Behind Maggie was a big sash window looking out over the roofs of Matlock. It had a view down the Derwent Valley to the point where it narrowed into a high gorge, with a hill above it that had been hacked and blasted into pieces by quarrying. Heavy green drapes hung from a brass rail over the window, capable of shutting out the natural light entirely during the day. Apart from that, there was little ornamentation in the room. The furnishings spoke to Fry of pretension without showiness, a subtle statement of the owner’s disregard for the comfort of her surroundings. According to the reports, Crew spent all her time in this apartment now, shut away from the world. It wasn’t difficult to understand why. She had been an attractive woman once.
‘My name is Diane Fry, Maggie.’
Maggie nodded. She wore a man’s Calvin Klein cube-design watch, all minimalist straight lines. A pad of A4 ruled paper lay near her hand, with a silver ballpoint pen. But she made no move to write down Fry’s name.
‘I’ve been asked to work with you for a while, Maggie. If that’s all right with you, of course.’
‘You know I’ve already agreed to this. Although I don’t know what good it will do.’
‘I want to go through with you again anything you can remember. Any little detail may help us.’
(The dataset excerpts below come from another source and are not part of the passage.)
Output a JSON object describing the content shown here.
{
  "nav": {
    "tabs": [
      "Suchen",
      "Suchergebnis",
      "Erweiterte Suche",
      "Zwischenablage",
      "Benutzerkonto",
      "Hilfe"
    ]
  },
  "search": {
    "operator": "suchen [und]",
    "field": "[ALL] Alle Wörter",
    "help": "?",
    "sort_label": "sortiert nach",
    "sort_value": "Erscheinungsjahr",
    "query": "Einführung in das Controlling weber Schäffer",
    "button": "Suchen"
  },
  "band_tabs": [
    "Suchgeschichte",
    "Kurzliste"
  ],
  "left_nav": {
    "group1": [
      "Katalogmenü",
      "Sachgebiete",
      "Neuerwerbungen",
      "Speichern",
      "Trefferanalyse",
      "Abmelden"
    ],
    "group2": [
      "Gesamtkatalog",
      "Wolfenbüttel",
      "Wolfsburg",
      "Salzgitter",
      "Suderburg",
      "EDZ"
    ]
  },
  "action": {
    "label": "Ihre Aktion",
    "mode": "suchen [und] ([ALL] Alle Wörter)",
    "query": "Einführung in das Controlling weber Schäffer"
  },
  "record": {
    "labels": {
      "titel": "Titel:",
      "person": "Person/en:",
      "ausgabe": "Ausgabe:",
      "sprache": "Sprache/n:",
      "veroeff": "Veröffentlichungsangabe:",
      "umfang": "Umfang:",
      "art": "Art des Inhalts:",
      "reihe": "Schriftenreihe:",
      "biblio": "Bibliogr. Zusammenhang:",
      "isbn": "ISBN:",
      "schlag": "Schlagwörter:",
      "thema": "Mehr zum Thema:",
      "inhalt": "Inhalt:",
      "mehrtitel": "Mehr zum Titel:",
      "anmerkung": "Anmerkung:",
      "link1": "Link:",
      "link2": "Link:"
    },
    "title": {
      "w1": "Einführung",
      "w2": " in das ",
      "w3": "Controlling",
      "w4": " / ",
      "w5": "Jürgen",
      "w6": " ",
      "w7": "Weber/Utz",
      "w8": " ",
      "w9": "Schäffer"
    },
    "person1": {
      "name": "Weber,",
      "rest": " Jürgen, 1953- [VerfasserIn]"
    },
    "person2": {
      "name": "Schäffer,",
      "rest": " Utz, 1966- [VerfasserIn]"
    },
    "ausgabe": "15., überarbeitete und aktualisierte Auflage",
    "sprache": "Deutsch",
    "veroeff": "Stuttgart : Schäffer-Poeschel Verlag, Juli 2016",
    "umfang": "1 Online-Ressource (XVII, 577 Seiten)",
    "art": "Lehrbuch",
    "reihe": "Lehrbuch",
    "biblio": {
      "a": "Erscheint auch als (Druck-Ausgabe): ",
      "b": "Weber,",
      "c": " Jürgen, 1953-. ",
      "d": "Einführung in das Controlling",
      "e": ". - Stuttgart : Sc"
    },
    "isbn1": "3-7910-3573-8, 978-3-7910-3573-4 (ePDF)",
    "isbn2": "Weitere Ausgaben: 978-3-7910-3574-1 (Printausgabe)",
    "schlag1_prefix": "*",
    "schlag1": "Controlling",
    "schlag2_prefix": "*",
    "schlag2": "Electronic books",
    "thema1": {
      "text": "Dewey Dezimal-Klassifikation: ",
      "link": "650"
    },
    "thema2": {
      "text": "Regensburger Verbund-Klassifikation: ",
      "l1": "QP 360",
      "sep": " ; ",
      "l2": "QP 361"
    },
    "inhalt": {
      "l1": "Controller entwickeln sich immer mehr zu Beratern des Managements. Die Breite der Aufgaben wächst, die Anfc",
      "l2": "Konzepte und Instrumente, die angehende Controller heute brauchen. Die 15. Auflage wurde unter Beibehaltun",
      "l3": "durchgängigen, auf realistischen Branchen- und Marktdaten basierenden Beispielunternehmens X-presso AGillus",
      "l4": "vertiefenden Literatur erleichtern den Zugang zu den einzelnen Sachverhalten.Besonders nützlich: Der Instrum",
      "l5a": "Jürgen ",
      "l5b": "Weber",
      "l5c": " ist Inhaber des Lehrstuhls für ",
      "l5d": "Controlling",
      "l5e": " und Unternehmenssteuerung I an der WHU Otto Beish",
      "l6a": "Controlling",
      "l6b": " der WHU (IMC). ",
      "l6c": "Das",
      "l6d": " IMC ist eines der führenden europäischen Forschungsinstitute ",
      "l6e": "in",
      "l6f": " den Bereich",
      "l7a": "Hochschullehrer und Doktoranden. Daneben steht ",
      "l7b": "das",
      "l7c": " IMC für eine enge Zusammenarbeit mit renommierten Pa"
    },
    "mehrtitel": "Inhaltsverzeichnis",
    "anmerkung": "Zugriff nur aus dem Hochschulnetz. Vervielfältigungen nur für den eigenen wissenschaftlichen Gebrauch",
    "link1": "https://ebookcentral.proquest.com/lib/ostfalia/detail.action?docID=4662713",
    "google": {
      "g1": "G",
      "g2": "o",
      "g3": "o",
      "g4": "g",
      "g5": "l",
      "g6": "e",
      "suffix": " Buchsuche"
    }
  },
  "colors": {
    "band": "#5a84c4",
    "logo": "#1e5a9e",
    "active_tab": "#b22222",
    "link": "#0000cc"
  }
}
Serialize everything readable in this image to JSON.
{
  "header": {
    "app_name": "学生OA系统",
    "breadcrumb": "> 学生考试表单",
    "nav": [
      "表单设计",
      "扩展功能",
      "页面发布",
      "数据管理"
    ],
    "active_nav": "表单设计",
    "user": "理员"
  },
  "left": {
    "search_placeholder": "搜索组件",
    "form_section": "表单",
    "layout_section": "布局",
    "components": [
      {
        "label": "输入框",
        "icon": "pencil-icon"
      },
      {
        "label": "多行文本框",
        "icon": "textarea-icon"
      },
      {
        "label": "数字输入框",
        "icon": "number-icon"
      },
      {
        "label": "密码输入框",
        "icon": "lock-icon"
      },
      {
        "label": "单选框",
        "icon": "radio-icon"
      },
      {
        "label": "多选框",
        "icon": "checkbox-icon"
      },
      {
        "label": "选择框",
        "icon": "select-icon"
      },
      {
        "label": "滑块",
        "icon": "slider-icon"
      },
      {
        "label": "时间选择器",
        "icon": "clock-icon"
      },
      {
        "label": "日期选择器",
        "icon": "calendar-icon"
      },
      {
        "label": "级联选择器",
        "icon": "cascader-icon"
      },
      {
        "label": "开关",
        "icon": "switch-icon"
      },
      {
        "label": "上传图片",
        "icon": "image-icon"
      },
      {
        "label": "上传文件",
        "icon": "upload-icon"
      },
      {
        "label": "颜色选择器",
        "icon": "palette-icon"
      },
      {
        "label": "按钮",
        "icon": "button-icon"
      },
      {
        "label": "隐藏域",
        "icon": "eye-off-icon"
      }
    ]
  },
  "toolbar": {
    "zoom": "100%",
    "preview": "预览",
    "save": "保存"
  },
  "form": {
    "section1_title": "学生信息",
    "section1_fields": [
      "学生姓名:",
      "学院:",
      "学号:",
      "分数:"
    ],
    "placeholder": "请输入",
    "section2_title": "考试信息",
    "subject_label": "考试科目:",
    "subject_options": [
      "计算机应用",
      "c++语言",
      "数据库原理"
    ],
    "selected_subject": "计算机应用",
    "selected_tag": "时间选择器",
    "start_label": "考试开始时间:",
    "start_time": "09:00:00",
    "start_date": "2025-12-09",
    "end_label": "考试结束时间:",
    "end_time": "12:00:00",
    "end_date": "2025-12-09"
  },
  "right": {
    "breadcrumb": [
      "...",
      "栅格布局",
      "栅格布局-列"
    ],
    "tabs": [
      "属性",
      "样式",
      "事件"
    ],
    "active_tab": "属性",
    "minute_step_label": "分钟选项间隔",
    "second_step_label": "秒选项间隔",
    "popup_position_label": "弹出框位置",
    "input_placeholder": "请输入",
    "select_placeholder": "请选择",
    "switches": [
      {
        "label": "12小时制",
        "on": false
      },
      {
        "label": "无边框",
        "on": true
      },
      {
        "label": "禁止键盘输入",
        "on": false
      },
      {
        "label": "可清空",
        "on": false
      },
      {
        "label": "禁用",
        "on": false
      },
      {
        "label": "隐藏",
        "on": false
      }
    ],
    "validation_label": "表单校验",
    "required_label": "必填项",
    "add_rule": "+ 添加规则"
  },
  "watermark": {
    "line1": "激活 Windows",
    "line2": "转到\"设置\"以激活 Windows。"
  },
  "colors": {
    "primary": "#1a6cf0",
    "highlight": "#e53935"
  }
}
Where you might have expected Maggie Crew to have let her hair grow long to cover the disfigurement, it was cut short, trimmed clear of her forehead. The left side of her face was smooth and white, her cheeks like the skin of someone who had spent too long in the dark. Her hands, too, were pale, the backs of them flat and shapeless. Fry wondered if Maggie was a woman who struggled against gaining weight. But she was not fat now. Her cheekbones were visible in her face, her shoulders were prominent under the fabric of a black jacket. Fry herself liked to wear black. But on Maggie it seemed to be more than practicality or an attempt to make herself look slimmer; more, even, than a fashion statement. There was an emotion in the blackness, a dark outer show to match her feelings, to fit the atmosphere of the room. It was a sort of mourning.
‘What happened to the last one?’ said Maggie.
‘We just thought a change of personnel might help. A new approach …’
‘A fresh face.’ Maggie smiled. She had small, white teeth, but her upper lip drew back a fraction too far, exposing a strip of pink gum and removing the humour from her smile.
‘So.’ She stared at Fry, measuring her like a potential employee, a candidate for a domestic’s job. ‘Diane Fry. What is different about you, then?’
‘There’s nothing different about me. I’m just here to talk to you.’
‘Do you know how many people have said that?’
‘It’s all in your file,’ said Fry. ‘I know your history.’
‘Ah, yes. You’ve read my file. So you have the advantage of coming here knowing absolutely everything about me. How helpful that must be. Perhaps you think you know more about me than I do myself. Perhaps you think you know how my mind is working, exactly how you might manipulate my subconscious?’
‘Nobody wants to manipulate you, Maggie.’
‘Then what do you want? What is it you all want with me? Don’t you know by now that I can’t give it to you? Isn’t that in my file?’
‘If we keep trying –’
‘You think you might be able to make me remember. Then what? My memories might be able to help you, yes. But what will they do to me? What if I don’t want to remember? What if my subconscious has wiped out the memories?’
‘Do you think that’s the case?’
‘The doctors say there is no physiological reason for the memory loss. There is no damage to my brain. They tell me it’s probably shock; they call it trauma. They say it’s a safety device, which shuts down memories that the brain doesn’t want. Wipes them out.’
Fry watched her, trying to hide the scepticism in her face. She heard the words, and recognized some of the phrases from the medical reports. But she didn’t believe that you could wipe out memories completely, no matter how unpleasant. They left their traces everywhere, in the overlooked corners of your mind, and in the sensations of your body – the touch of your skin against your clothes, the sudden devastating echo in a sound, or the malignant resonance of a smell. Memories were cancerous growths, secretive and spiteful; sometimes you didn’t know they were there until it was too late. Diane Fry knew all about memories.